Sex Charges Won't Be Filed against Priest

Evansville Courier & Press
June 8, 2002

A Roman Catholic priest accused of having sex with a 16-year-old boy more than 20 years ago will not be charged because too much time has passed and state law has changed, a prosecutor said.

Knox County Prosecutor John Sievers said Friday he had reviewed state law to determine whether criminal charges could be filed against the Rev. Michael Allen, now pastor of St. Peter Celestine Church in Celestine.

"My analysis of this matter has been made difficult due to the fact that the Indiana Criminal Code was completely rewritten in 1976," Sievers told the Vincennes Sun-Commercial.

David Prunty, now a 42-year-old social worker living in Minnesota, said that he had a sexual relationship with Allen in the mid-'70s, when Allen was a priest at churches in Vincennes and Princeton, where Prunty then resided.

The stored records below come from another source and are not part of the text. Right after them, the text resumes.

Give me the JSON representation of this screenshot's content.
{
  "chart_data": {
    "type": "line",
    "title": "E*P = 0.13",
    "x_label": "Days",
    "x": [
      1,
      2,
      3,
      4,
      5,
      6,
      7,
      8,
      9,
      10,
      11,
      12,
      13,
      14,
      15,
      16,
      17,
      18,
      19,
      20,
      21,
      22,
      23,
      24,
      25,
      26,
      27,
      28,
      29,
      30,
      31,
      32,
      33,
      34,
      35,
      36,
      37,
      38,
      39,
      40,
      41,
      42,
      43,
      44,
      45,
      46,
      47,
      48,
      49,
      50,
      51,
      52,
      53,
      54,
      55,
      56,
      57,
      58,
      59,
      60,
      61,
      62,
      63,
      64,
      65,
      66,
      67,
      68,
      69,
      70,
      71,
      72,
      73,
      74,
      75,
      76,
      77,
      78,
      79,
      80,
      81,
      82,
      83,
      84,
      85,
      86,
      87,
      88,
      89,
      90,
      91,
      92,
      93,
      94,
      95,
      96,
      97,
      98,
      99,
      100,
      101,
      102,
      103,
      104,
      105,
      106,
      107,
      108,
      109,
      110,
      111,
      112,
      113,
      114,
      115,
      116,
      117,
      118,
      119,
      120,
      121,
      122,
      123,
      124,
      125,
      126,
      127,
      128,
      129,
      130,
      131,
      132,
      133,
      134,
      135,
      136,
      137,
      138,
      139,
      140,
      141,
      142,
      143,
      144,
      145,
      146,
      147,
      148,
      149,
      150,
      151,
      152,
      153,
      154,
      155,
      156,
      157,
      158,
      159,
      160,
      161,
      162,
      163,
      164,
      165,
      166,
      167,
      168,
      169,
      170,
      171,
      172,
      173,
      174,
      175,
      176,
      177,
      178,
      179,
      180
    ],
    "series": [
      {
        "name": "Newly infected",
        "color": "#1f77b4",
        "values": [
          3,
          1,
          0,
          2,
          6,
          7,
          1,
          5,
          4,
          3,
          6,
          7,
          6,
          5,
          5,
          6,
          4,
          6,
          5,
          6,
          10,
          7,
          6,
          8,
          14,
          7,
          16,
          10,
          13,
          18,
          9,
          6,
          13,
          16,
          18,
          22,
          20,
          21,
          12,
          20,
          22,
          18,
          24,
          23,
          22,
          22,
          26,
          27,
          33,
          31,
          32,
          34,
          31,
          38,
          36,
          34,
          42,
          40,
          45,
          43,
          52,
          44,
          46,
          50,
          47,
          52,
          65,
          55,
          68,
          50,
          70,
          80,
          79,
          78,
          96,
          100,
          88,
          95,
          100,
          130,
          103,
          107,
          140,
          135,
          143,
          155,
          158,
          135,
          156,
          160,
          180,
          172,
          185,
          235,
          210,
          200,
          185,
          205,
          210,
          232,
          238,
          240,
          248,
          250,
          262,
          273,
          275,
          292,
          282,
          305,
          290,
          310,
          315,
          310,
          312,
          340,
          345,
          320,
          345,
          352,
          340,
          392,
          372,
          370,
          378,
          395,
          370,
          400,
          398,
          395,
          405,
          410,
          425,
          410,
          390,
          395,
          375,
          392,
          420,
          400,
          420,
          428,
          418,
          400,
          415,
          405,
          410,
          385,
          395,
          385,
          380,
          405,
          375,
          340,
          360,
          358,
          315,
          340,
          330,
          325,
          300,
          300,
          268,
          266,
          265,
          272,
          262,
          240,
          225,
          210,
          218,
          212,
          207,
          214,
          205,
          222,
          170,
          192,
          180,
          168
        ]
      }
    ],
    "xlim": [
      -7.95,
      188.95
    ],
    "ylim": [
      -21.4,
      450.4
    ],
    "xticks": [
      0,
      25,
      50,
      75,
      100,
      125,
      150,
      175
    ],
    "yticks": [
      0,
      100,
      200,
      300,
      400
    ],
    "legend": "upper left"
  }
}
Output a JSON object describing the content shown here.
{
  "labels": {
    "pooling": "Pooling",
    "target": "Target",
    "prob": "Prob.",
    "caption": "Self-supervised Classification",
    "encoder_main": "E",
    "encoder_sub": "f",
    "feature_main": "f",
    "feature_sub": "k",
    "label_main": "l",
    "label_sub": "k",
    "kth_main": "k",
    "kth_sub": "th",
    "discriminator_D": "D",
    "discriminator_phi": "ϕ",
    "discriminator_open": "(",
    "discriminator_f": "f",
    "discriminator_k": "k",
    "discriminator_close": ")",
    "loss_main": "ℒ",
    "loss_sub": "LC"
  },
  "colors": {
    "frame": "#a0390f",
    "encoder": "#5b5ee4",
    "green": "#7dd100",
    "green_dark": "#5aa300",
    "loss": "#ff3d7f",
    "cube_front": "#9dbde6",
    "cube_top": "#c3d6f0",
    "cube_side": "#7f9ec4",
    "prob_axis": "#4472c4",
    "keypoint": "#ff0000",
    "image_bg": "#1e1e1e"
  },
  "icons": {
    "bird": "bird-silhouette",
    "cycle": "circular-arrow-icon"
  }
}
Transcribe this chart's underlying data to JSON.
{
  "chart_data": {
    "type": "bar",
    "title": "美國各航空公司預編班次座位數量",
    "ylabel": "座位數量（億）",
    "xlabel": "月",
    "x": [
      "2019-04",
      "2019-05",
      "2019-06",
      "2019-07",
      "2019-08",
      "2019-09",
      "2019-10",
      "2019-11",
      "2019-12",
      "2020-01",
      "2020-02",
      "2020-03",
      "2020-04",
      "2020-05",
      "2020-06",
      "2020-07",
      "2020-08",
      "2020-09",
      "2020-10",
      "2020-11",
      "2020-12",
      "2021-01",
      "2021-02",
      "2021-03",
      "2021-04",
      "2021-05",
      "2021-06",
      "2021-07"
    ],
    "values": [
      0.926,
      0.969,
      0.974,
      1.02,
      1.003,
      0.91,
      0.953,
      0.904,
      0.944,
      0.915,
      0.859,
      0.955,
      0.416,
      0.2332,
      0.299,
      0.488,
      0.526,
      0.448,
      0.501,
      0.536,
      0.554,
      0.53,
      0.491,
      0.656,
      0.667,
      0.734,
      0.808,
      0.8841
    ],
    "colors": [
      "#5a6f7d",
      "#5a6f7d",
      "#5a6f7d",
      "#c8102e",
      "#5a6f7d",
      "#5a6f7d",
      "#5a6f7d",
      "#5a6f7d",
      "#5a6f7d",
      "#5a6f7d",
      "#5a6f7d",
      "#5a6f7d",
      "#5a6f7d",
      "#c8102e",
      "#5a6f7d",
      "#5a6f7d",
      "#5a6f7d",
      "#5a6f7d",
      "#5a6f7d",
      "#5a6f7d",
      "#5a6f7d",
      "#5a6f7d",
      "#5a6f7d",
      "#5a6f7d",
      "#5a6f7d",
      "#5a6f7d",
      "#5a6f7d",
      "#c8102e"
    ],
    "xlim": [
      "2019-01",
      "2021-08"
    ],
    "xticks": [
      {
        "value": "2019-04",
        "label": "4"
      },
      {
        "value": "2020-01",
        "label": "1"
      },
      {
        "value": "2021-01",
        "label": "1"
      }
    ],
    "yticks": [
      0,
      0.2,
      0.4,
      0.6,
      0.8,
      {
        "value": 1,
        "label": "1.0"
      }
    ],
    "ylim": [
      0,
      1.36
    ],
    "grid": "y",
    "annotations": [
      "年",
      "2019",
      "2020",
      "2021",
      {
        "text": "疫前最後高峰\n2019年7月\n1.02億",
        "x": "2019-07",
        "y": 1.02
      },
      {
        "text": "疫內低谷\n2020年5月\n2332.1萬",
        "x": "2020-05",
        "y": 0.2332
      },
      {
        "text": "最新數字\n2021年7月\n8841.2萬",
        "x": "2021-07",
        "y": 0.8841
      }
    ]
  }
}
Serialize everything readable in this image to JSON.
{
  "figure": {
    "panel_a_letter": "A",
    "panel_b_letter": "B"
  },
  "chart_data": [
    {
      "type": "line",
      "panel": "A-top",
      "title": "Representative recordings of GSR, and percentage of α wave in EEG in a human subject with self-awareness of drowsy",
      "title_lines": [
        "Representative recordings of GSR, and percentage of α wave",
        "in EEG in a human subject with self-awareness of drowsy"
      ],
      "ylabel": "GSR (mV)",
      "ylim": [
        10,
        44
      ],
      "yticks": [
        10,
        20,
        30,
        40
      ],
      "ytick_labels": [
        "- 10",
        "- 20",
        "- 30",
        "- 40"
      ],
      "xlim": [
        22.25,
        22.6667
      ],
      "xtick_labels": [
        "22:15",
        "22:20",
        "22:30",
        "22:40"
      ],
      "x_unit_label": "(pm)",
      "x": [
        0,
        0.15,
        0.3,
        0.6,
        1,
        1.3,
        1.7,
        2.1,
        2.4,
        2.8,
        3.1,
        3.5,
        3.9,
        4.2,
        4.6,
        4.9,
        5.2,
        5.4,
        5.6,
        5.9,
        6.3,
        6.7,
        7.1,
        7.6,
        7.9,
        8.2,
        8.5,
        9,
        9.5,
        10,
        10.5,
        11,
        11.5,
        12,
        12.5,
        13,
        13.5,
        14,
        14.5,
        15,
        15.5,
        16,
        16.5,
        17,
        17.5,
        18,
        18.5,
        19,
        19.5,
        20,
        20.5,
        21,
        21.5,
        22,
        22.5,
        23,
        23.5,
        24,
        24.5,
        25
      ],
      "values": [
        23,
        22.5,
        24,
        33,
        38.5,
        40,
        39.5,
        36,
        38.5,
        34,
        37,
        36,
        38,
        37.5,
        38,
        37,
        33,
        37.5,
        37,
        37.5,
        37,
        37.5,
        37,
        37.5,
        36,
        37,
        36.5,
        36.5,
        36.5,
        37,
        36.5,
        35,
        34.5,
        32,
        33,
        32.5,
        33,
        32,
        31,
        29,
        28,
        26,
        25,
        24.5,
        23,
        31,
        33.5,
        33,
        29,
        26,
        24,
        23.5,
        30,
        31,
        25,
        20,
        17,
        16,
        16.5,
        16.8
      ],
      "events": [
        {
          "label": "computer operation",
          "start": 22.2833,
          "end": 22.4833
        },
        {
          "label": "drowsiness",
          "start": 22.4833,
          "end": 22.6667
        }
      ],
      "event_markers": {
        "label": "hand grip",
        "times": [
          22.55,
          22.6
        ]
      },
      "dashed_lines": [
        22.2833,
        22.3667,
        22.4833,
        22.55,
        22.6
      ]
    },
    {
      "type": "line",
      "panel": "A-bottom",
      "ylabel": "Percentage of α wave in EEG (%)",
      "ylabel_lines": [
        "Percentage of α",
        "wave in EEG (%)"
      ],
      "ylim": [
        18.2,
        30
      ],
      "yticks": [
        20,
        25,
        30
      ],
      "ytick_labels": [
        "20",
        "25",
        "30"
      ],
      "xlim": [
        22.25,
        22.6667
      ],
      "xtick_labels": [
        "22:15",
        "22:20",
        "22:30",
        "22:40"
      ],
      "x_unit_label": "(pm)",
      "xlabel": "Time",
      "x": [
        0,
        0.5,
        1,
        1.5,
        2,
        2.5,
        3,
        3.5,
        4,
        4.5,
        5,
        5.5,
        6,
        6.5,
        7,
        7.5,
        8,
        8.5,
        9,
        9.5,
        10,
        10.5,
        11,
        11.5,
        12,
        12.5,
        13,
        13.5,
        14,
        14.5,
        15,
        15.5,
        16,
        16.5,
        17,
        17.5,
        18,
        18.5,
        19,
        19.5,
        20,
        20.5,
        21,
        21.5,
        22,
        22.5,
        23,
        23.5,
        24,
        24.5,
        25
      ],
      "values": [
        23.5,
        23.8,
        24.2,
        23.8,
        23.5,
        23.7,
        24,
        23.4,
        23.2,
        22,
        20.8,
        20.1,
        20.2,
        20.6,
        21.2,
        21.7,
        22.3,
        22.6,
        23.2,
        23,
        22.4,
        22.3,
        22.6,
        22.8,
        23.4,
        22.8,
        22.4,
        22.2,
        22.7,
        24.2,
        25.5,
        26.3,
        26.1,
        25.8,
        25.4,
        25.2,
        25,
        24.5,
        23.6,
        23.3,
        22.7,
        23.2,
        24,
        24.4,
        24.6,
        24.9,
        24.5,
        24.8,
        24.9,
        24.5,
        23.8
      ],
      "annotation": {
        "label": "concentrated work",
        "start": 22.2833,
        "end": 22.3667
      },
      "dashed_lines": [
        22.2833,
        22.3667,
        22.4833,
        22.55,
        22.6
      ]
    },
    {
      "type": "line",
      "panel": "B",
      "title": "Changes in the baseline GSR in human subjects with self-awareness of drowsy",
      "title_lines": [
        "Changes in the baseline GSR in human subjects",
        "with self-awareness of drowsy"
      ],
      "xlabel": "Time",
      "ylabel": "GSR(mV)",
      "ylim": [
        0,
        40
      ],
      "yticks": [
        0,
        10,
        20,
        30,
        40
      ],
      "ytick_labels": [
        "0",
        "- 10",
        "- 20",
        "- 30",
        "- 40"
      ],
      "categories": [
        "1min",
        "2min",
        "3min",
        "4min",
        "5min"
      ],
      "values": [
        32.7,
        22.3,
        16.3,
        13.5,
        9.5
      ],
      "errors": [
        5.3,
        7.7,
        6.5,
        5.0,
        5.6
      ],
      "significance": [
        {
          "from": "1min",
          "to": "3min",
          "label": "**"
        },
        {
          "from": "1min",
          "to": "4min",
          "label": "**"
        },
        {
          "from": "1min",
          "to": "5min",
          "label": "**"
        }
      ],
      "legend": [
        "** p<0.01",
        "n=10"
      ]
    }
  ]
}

The Diocese of Evansville last month provided the prosecutor information about Allen's relationship with the boy so Sievers could review the case.

The legal age of sexual consent in Indiana is 16, and that law also applied at the time of Allen's relationship with Prunty, Sievers said.

Indiana's child seduction law would not apply either, he said. The law makes it a felony for child care workers, guardians and other adults in similar positions of responsibility to engage in sex or deviate sexual conduct with children ages 16-18.

Priests are not included in the law, Sievers said.

The law that applied at the time included a "very vague" felony sodomy statute that could have been applied against Allen, and an assault and battery law that might have been pertinent, but the statute of limitations on both had expired, Sievers said.

Prunty told the Evansville Courier & Press Friday night that he was disappointed in the prosecutor's decision.

"Somebody's going to have to answer to why (the abuse) was not reported to begin with," Prunty said. "More than one person is going to have to answer to that."

"I'm sure it's difficult for even prosecutors to think about filing charges against priests in their communities, but these are crimes that have been committed," Prunty added.

Jeff Anderson, Prunty's attorney, said, "Why should the passage of time cause a perpetrator to not be prosecuted? It is the perpetrator who causes the victims to not be able to come forward. If Indiana law does not allow for extended times, the law must be changed."

Allen went through a two-year treatment program in the early '90s that included time at a center for clergy with sexual problems. He was assigned to the Celestine parish about a year ago, but is not allowed to work in youth ministry.

Members of the Celestine parish have said they forgive him.

The Associated Press left messages seeking comment Friday at the Evansville diocese and St. Peter Celestine Church.